Stu Bresler, vice president of market operations, outlined a proposal to allocate capacity transfer rights (CTRs) to resources external to the PJM region that historically have been used to serve the needs of the PJM load.
“We think this is a relatively small population and we can do this … very narrowly,” Bresler told the Market Implementation Committee.
PJM estimates 1,037 MW of historic external resources would qualify under its proposal: 122 MW in the DOM zone, 533 in COMED, 261 in AEP and 121 in DAY.
GT Power Group’s Dave Pratzon, who represents generation owners, took issue with the plan. “What you’re proposing seems like a real sweetheart deal, and any rules I’d want to see would be very strict in terms of identification and not be able to be expanded in the future,” he said.
“I’ll be the first to admit the treatment here could be seen as somewhat preferential,” Bresler responded. The question for stakeholders, he said, is “does the historic nature of the commitments justify that solution?”
Independent Market Monitor Joe Bowring asked whether IMEA could sell its rights to a third party under the proposal.
Bresler said “that level of detail is not decided yet.” He said PJM will expand the detail of the proposal and return it to the committee in March.

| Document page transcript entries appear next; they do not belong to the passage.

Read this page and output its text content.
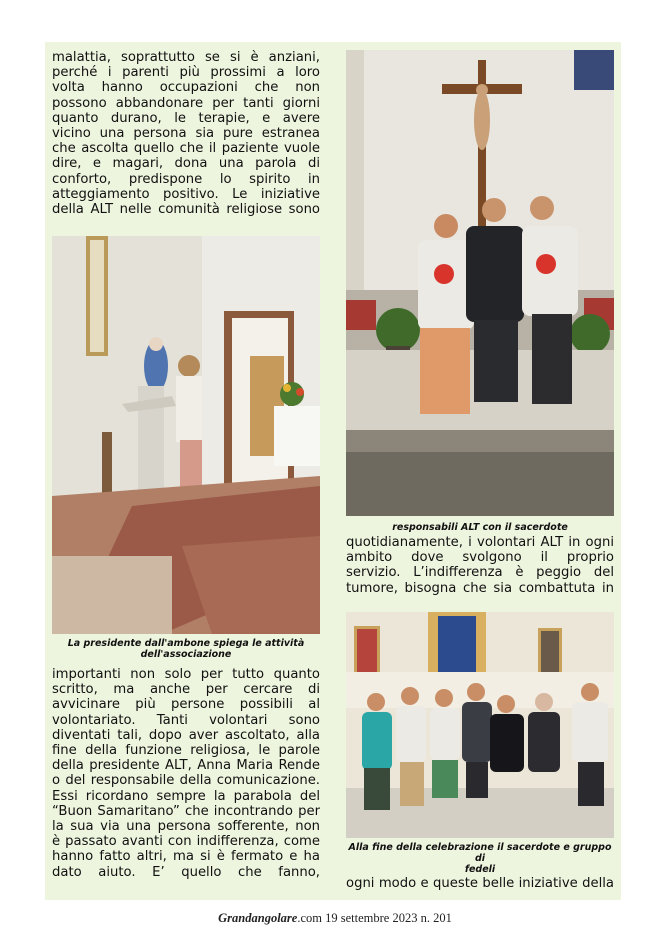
malattia, soprattutto se si è anziani,

perché i parenti più prossimi a loro

volta hanno occupazioni che non

possono abbandonare per tanti giorni

quanto durano, le terapie, e avere

vicino una persona sia pure estranea

che ascolta quello che il paziente vuole

dire, e magari, dona una parola di

conforto, predispone lo spirito in

atteggiamento positivo. Le iniziative

della ALT nelle comunità religiose sono

La presidente dall'ambone spiega le attività
dell'associazione

importanti non solo per tutto quanto

scritto, ma anche per cercare di

avvicinare più persone possibili al

volontariato. Tanti volontari sono

diventati tali, dopo aver ascoltato, alla

fine della funzione religiosa, le parole

della presidente ALT, Anna Maria Rende

o del responsabile della comunicazione.

Essi ricordano sempre la parabola del

“Buon Samaritano” che incontrando per

la sua via una persona sofferente, non

è passato avanti con indifferenza, come

hanno fatto altri, ma si è fermato e ha

dato aiuto. E’ quello che fanno,

responsabili ALT con il sacerdote

quotidianamente, i volontari ALT in ogni

ambito dove svolgono il proprio

servizio. L’indifferenza è peggio del

tumore, bisogna che sia combattuta in

Alla fine della celebrazione il sacerdote e gruppo di
fedeli

ogni modo e queste belle iniziative della

Grandangolare.com 19 settembre 2023 n. 201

Members on Wednesday approved an optional scheduling product intended to reduce uneconomic power flows between PJM and MISO, similar to the Coordinated Transaction Scheduling product launched Nov. 4 with NYISO. (See NYISO Scheduling Product Wins FERC OK.)
The product would allow traders to submit bids that would clear only when the price difference between the two regions exceeds a threshold set by the bidder.
The product would operate on a joint clearing mechanism in which each party would evaluate the prices individually, and the common set would be the transactions that flow.
PJM stakeholders will have to vote on the accuracy of the product’s prices before the offering goes live.
The RTOs are expected to agree upon a common method of interface pricing by November 2016.
PJM, MISO near Agreement on M2M Language
PJM and MISO expect to file a revised Joint Operating Agreement this spring on three market-to-market rules.
PJM’s Asanga Perera told the MIC that the two RTOs have agreed in concept on all three issues and drafted language for one, a change to the threshold for naming flowgates. Perera said RTO officials were still “wordsmithing” provisions regarding conflicting constraint control and hold-harmless settlements for planned outages submitted after the day ahead market deadline.
The threshold for flowgates will be amended for transmission lines at 138 kV or less. The change means that 138-kV and lower elements will not be named as flowgates unless flows from the neighboring RTO amount to 35% or more of the line’s rating, up from the current 25%. The 20% threshold will remain for lines more than 138 kV.
Perera said language on the other two rule changes should be complete by the March MIC meeting. A filing with the Federal Energy Regulatory Commission is targeted for early in the second quarter.
Test Shows Highest Promised Load Reductions
Summer limited demand response produced 135% of promised load reductions in tests this year, the highest ever.
The test showed 9,668 MW of limited DR responding, 2,510 more than the commitment. However, some providers failed the test, resulting in penalties of $2.7 million, at an average penalty rate of $140/MW-day.
PJM has not actually called on DR during delivery year 2014/15.
Faulty Models Hamper Net Energy Metering Study
PJM’s attempt to track the growth of distributed solar generation is being hampered by modeling issues. In a briefing on its net energy metering quarterly review, PJM told members that the locations identified as sources of “negative energy” — net energy injections at load buses — are not where most solar PV is located.
“Usually the largest ‘injections’ are because of modeling issues on the distribution system,” PJM’s Ken Schuyler said. “We haven’t really seen a trend of negative injections because of net energy metering.”